Die Experten unterscheiden bei den Langzeit-Erkrankungen das Post-Covid-Syndrom, bei dem Symptome noch zwölf Wochen nach einer akuten Corona-Infektion vorhanden sind, und das Long-Covid-Syndrom, das den Symptomverlauf von Woche vier bis über die Woche zwölf hinaus bezeichnet. Daten dazu, wie viele Erkrankte noch lange Probleme haben, seien schwierig zu erheben. Nach Angaben aus England zeigten fast 14 Prozent nach zwölf Wochen Long-Covid-Symptome.

Diese können sehr unterschiedlich sein und verschiedene Organe betreffen, wie Koczulla deutlich machte. Daher würden die Symptome zu sogenannten Phänotypen zusammengefasst. Beim Lungen-Phänotyp seien etwa Husten und Schlafstörungen typisch, beim neurologischen Phänotyp Konzentrationsstörungen sowie Kopfschmerzen und beim dermatologischen Phänotyp Hautveränderungen sowie Haarausfall. „Es ist häufig ein Mischbild an Phänotypen, die auftreten“, sagte der Lungenarzt.

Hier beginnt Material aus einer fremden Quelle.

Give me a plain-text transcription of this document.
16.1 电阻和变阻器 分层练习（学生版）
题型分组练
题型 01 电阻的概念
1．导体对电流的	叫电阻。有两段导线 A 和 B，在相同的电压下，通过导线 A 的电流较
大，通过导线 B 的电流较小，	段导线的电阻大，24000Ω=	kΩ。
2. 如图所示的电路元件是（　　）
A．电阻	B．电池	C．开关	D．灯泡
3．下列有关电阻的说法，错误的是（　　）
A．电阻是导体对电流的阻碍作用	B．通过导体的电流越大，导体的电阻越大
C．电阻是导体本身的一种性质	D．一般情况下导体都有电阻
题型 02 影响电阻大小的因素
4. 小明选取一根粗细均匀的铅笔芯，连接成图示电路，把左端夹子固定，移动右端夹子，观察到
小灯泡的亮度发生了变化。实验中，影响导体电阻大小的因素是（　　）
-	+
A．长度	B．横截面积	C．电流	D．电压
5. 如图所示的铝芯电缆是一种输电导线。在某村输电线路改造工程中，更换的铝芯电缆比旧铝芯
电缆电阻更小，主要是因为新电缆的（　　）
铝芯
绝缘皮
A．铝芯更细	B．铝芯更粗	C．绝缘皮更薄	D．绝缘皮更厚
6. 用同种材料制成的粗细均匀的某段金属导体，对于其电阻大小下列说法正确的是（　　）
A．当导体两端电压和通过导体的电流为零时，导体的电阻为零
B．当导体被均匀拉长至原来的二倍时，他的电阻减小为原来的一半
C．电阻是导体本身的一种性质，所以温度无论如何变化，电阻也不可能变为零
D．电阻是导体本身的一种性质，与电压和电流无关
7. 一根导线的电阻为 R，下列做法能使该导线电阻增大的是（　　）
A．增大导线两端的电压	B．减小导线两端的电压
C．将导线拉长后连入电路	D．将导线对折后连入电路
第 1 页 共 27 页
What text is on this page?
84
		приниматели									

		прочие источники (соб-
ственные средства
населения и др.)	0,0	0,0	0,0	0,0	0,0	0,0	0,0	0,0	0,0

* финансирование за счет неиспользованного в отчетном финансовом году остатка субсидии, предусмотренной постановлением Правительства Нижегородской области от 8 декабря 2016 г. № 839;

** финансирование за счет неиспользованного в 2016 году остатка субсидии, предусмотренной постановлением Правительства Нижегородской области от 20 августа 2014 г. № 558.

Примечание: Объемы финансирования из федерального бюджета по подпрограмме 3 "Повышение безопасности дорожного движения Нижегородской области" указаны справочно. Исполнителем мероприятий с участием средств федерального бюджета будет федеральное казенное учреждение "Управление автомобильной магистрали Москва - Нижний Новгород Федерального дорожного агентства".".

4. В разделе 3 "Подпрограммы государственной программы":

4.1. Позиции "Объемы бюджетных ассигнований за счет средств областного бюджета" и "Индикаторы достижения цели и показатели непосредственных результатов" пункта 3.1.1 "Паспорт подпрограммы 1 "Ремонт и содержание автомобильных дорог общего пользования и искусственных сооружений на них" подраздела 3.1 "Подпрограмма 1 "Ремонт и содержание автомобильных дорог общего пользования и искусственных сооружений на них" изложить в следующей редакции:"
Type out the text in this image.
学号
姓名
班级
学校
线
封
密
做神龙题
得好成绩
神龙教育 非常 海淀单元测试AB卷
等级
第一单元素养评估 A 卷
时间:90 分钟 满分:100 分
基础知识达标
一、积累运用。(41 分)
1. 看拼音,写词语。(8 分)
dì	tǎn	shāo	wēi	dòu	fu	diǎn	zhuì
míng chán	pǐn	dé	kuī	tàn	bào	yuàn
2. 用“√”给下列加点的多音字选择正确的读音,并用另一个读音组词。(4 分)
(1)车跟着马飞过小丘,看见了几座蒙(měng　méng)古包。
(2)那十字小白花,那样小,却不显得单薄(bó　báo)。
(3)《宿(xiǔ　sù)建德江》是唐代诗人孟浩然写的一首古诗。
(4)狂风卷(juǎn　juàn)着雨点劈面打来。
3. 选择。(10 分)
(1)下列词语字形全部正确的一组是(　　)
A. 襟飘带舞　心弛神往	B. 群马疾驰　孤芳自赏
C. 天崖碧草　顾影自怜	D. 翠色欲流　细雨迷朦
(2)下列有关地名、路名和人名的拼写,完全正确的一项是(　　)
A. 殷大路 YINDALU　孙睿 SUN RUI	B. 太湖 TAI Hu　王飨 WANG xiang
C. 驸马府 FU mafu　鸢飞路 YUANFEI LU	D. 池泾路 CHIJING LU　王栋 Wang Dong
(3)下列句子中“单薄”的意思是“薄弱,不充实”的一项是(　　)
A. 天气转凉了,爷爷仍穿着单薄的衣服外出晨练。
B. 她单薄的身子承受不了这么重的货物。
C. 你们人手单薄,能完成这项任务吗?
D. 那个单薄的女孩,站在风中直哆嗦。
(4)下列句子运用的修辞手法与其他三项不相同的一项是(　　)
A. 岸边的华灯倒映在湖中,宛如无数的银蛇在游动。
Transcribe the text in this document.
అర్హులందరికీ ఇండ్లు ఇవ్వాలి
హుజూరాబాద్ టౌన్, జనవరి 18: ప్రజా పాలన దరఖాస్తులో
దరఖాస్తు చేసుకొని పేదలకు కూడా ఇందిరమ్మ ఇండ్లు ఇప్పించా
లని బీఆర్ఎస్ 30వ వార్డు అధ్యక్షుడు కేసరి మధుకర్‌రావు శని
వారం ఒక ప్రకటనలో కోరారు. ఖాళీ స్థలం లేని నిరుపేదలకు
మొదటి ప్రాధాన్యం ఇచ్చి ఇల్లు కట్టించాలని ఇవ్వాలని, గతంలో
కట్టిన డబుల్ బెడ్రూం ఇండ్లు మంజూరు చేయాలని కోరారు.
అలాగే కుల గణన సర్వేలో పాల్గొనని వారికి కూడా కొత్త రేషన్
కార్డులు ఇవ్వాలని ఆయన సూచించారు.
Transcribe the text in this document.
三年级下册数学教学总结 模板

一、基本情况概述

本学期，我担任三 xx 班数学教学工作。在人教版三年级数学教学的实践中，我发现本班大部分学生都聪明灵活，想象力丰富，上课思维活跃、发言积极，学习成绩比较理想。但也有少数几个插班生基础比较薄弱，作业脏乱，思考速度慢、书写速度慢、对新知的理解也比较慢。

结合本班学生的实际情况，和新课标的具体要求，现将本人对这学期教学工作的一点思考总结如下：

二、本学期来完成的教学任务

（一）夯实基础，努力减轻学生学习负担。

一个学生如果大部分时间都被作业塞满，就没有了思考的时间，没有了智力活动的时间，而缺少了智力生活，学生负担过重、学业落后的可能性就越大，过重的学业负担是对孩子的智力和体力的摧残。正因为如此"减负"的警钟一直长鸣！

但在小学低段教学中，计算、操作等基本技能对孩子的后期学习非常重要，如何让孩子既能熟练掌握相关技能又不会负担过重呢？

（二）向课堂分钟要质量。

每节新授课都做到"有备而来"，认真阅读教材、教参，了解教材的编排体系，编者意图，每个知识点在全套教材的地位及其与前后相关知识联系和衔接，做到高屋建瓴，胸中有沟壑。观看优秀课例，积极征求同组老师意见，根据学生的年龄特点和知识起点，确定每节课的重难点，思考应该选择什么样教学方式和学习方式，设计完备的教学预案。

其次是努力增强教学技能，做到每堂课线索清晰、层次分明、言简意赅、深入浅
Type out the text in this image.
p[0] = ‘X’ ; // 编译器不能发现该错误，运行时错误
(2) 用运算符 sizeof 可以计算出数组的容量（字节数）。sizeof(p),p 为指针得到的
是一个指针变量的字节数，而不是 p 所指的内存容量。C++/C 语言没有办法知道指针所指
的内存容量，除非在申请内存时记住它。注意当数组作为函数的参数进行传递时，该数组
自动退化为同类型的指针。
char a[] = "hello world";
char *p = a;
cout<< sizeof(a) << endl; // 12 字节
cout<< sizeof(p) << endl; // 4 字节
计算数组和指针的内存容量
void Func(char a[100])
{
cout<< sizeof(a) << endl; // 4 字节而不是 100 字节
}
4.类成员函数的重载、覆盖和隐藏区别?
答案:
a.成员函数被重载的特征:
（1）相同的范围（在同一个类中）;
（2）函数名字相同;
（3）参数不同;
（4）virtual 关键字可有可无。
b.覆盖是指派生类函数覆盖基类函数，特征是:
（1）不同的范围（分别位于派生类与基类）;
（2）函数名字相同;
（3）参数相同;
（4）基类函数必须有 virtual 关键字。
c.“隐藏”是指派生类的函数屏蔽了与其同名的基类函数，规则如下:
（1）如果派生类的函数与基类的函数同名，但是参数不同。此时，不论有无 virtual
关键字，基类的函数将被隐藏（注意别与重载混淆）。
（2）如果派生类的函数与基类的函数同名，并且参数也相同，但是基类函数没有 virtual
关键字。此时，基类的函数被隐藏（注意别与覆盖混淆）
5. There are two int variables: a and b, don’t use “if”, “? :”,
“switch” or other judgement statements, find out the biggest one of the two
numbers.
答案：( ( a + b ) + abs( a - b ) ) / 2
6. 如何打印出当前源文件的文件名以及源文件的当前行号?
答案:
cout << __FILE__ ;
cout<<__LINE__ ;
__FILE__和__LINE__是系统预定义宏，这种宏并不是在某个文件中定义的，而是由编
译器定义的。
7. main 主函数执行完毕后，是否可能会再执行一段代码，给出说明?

Beim DGP-Kongress vom 2. bis 5. Juni werden rund 4000 Teilnehmer erwartet. Die digitale Veranstaltung steht unter dem Motto „Pneumologie - persönlich und präzise“. Unter anderem soll es auch um die Gefahr von E-Zigaretten und (Heim-)Beatmung im Kontext des neuen Intensivpflege- und Rehabilitationsstärkungsgesetzes gehen.